SOPA/PIPA Votes Postponed Indefinitely!
The Stop Online Piracy Act (SOPA) and Protect Internet Property Act (PIPA), two highly controversial pieces of anti-piracy legislation, are dead in the water. For now.
The Raw Story reports that House Judiciary Chairman Lamar Smith (R-TX) and Senate Majority Leader Harry Reid (D-NV) announced Friday that votes on the acts have been indefinitely postponed, but lawmakers who support the measures, which are backed by powerful entertainment industry interests, vowed to press on with the legislation after changing some of the more contentious language it contains.
“There is no reason that the legitimate issues raised by many about this bill cannot be resolved,” Reid explained in a statement. “Counterfeiting and piracy cost the American economy billions of dollars and thousands of jobs each year, with the movie industry alone supporting over 2.2 million jobs.”
“We must take action to stop these illegal practices,” he added. We live in a country where people rightfully expect to be fairly compensated for a day’s work, whether that person is a miner in the high desert of Nevada, or an independent band in New York City, or a union worker on the back lots of a California movie studio. I admire the work that Chairman Leahy has put into this bill. I encourage him to continue engaging with all stakeholders to forge a balance between protecting Americans’ intellectual property, and maintaining openness and innovation on the internet. We made good progress through the discussions we’ve held in recent days, and I am optimistic that we can reach a compromise in the coming weeks.”
Intense public pressure certainly helped scuttle SOPA and PIPA. But many Democrats, who receive large sums of money from groups supporting the legislation, such as the Motion Picture Association of America (MPAA), have continued to back the measures. President Barack Obama has backed away from his earlier support for the bills, provoking threats from Hollywood bigwigs to turn their backs on the President as he ramps up his reelection bid.

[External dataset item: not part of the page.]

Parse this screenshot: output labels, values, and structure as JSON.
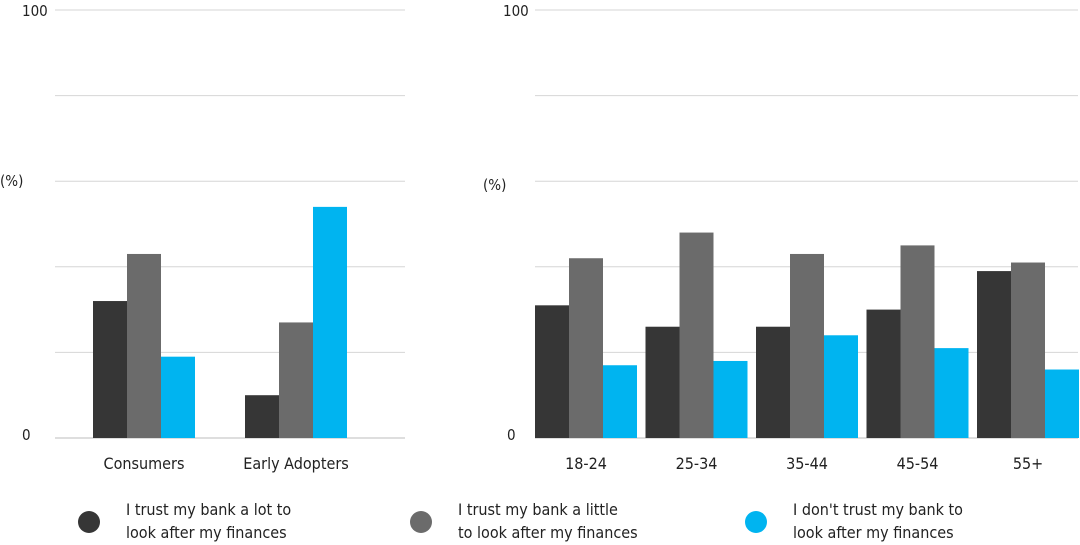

In abandoning support for the measures, the White House asserted that any anti-piracy legislation must balance censorship concerns with the need to protect intellectual property rights.
Even though votes on the bills have been thwarted, supporters have vowed to press forward with anti-piracy legislation. Backers are discussing ways to make the bills more palatable, such as nixing provisions mandating search engine and DNS blockades.
Still, for now the internet as we know it has won a great victory. Online piracy is indeed a major problem, but to combat it effectively lawmakers will have to find a way to address the scourge of intellectual property theft without tramping on the civil liberties that are the foundation of any healthy free society.